Per i giudici le intercettazioni avrebbero messo «in chiara luce l’intensa attività di lobbying svolta da Narciso». Ma anche la ricostruzione del ruolo del «ministro Brunetta» non è meno sorprendente: «Seppur da posizione defilata, ha costantemente supportato Narciso nell’esercizio dell’attività di impresa, ora tenendosi informato sugli sviluppi dell’attività di lobbying svolta dal collaboratore, ora esortando quest’ultimo ad accelerare i tempi di conseguimento degli obiettivi, ora partecipando in prima persona ad alcuni incontri con rappresentanti istituzionali funzionali all’accreditamento dei filtri».
Le intercettazioni dimostrerebbero la «natura simulata della cessione» delle quote e il fatto che Brunetta, «a dispetto dell’apparenza e di quanto dichiarato, abbia mantenuto la partecipazione sociale e continuato, quindi, a coltivare gli interessi imprenditoriali curati in prima persona da Narciso e relativi al prodotto Sanispira e ai brevetti della Hsd». Addirittura avrebbe «curato la promozione del prodotto nel corso della cena» a casa sua, a cui era stato invitato un diplomatico cinese.
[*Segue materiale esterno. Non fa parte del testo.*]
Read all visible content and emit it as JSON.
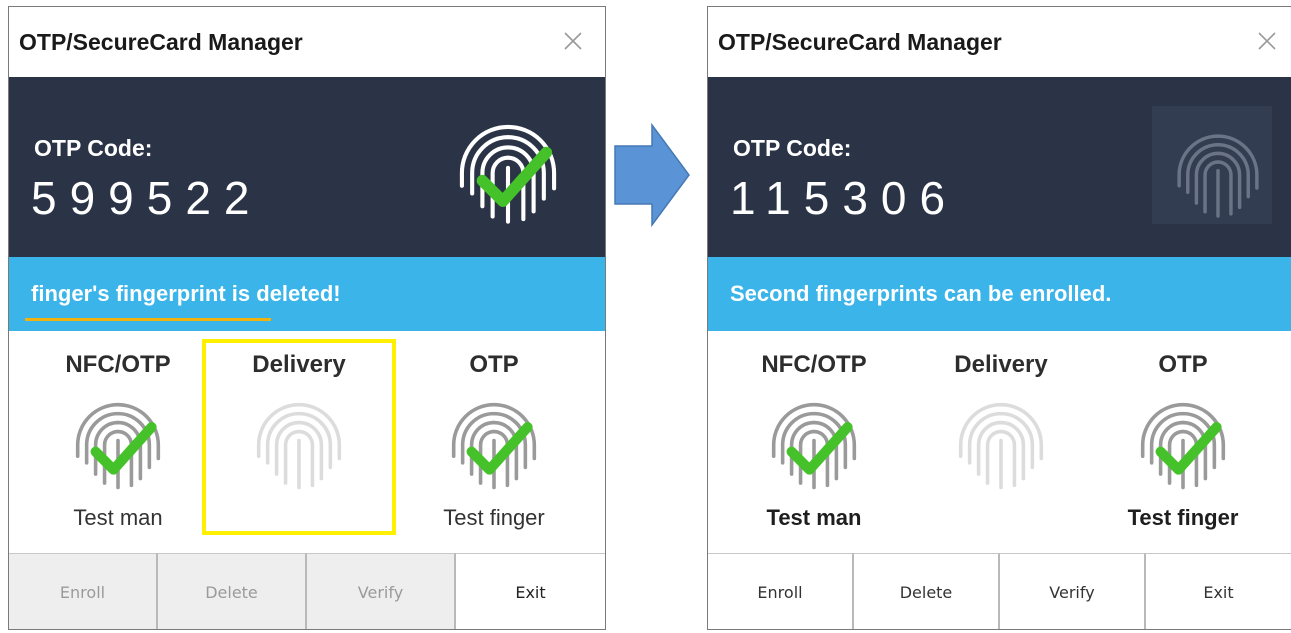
{
  "left_window": {
    "title": "OTP/SecureCard Manager",
    "otp_label": "OTP Code:",
    "otp_code": "599522",
    "status_message": "finger's fingerprint is deleted!",
    "slots": [
      {
        "title": "NFC/OTP",
        "user": "Test man",
        "state": "enrolled-check-icon"
      },
      {
        "title": "Delivery",
        "user": "",
        "state": "empty-fingerprint-icon"
      },
      {
        "title": "OTP",
        "user": "Test finger",
        "state": "enrolled-check-icon"
      }
    ],
    "buttons": {
      "enroll": "Enroll",
      "delete": "Delete",
      "verify": "Verify",
      "exit": "Exit"
    }
  },
  "right_window": {
    "title": "OTP/SecureCard Manager",
    "otp_label": "OTP Code:",
    "otp_code": "115306",
    "status_message": "Second fingerprints can be enrolled.",
    "slots": [
      {
        "title": "NFC/OTP",
        "user": "Test man",
        "state": "enrolled-check-icon"
      },
      {
        "title": "Delivery",
        "user": "",
        "state": "empty-fingerprint-icon"
      },
      {
        "title": "OTP",
        "user": "Test finger",
        "state": "enrolled-check-icon"
      }
    ],
    "buttons": {
      "enroll": "Enroll",
      "delete": "Delete",
      "verify": "Verify",
      "exit": "Exit"
    }
  },
  "colors": {
    "panel_dark": "#2b3447",
    "message_bar": "#3ab4e9",
    "check_green": "#45c22a",
    "highlight_yellow": "#ffef00",
    "underline_orange": "#f2b20c",
    "arrow_blue": "#5b94d6"
  },
  "icons": [
    "close-icon",
    "fingerprint-icon",
    "check-icon",
    "arrow-right-icon"
  ]
}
«Il ministro e il suo collaboratore, nel periodo monitorato» si sarebbero «dedicati, parallelamente all’attività istituzionale e in piena sintonia, all’impresa di comune interesse, e in particolare che l’onorevole Brunetta non ha mai mancato, in quanto diretto interessato al successo dell’operazione in qualità di socio della Rem (prima ufficialmente, poi occultamente), di fare la propria parte, supportando il collaboratore nelle molteplici iniziative da questi assunte, anche presso interlocutori istituzionali, per l’accreditamento e la commercializzazione dei filtri».
Per i giudici, dalle captazioni non emergerebbero «apprezzabili differenze di “impegno” tra periodo antecedente e successivo al patto corruttivo ipotizzato, avendo il ministro sempre continuato, nella stessa misura, ad interessarsi dell’attività di impresa».
In verità Narciso dichiara al telefono di voler pagare le tasse per far sentire il ministro «un po’ più obbligato» nei suoi confronti. Ma, secondo le toghe, dalle intercettazioni «non si coglie con sufficiente chiarezza che cosa in ipotesi il ministro avrebbe pattuito di fare, ma soprattutto non si apprezza l’esistenza di univoci elementi di correlazione tra utilità e attività istituzionale, elementi idonei a qualificare la promessa/dazione quale utilità corrisposta da Narciso per assicurarsi l’asservimento della funzione ministeriale agli interessi societari».
In sostanza Brunetta non avrebbe svenduto il proprio ruolo di ministro, ma dal suo ufficio si sarebbe limitato a gestire i propri affari di rappresentante di dispositivi anti Covid.